The Fifth’s Perspective

This completes my analysis of StarHub’s business model. Next up, I’ll analyze five key financial metrics of the Singtel, M1, and StarHub and wrap up which telco is best positioned to handle the entry of a fourth telco in Singapore. So stay tuned!

Victor Chng

Victor Chng is an equity investor and co-founder of The Fifth Person. Victor has also appeared on national radio on Money FM 89.3 for his views and opinions on how to invest successfully in the stock market, and his investment articles have been published on The Business Times and Business Insider. Victor represented Singapore in the 2008 TAFISA World Games in Busan, South Korea and was the 2008 IFMA World Muay Thai Championships bronze medalist, kicking some serious ass along the way.

4 Comments

    1. Hi Joel,

      Yes, StarHub has more debt compared to the other telcos due to capital restructuring. Because the company has no growth markets overseas, one of the ways for StarHub to increase shareholder value is to return capital to shareholders and finance the business with higher amounts of debt.

      StarHub is able to do so because its business operations generate strong recurring cash flows that are very predictable, so the relatively high debt is less of a worry.

        1. Hi Joel,

          If M1 wants to stretch their balance sheet, they definitely have the room to do so but I doubt they will.

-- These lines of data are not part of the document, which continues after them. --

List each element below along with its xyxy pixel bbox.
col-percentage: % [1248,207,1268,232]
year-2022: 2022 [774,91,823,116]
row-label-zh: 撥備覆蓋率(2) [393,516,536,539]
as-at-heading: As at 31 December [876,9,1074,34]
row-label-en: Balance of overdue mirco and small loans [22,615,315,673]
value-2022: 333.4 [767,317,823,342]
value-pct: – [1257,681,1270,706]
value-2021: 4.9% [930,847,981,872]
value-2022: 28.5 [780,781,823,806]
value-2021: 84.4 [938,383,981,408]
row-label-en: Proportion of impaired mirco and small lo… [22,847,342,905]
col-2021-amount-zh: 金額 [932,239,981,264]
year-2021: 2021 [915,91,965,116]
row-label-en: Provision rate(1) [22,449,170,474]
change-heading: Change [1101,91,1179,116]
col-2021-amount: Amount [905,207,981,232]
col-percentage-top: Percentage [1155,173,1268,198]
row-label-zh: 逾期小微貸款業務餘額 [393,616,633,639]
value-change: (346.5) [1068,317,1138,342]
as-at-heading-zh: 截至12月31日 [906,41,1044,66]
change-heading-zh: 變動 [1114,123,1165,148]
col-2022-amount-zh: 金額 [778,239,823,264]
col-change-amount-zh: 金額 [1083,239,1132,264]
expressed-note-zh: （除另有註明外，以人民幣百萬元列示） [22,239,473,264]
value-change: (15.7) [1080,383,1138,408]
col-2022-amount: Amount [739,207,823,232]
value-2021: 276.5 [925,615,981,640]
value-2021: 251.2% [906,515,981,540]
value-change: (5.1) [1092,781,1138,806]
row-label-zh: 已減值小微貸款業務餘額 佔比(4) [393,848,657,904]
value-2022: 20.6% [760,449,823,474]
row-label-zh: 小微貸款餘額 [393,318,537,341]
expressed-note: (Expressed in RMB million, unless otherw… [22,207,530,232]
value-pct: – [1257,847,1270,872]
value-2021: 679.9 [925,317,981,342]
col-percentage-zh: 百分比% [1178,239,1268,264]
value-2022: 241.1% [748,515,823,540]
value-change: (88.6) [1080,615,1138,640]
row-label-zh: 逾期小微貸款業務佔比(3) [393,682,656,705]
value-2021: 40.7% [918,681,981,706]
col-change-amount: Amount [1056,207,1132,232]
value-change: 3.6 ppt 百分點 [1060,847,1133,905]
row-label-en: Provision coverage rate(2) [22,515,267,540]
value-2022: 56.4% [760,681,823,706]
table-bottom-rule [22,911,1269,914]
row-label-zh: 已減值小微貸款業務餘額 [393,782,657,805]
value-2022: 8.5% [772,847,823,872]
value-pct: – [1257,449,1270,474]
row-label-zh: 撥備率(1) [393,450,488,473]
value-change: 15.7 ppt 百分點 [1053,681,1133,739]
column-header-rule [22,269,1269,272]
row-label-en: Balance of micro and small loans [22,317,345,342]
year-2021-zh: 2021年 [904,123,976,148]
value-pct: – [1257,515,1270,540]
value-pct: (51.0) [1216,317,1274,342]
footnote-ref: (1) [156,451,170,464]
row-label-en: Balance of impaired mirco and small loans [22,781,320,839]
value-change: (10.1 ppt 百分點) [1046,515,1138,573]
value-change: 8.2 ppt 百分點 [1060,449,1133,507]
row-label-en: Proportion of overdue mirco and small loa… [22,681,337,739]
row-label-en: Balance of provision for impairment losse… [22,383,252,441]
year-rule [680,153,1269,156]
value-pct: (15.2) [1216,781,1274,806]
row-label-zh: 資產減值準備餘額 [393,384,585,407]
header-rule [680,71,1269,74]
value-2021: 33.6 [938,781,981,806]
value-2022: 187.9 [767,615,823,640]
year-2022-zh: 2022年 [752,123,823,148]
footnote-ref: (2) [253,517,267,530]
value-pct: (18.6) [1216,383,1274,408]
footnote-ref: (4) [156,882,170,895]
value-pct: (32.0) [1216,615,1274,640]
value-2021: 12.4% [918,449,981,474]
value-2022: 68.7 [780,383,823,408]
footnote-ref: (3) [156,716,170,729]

          You have to note that M1’s business is slightly different from StarHub’s. M1 only has mobile as their core revenue driver and they’re only No. 3 in this market. In comparison, StarHub has cable TV and mobile, where they are No. 1 and 2 in the market respectively.

          The amount of debt a company can take depends on the amount of cash flow it can (predicatbly) generate. StarHub’s cash flow for 2014 was $654 million while M1 comes in at less than half that at $272 million. So StarHub has the capacity to take on way more debt than M1.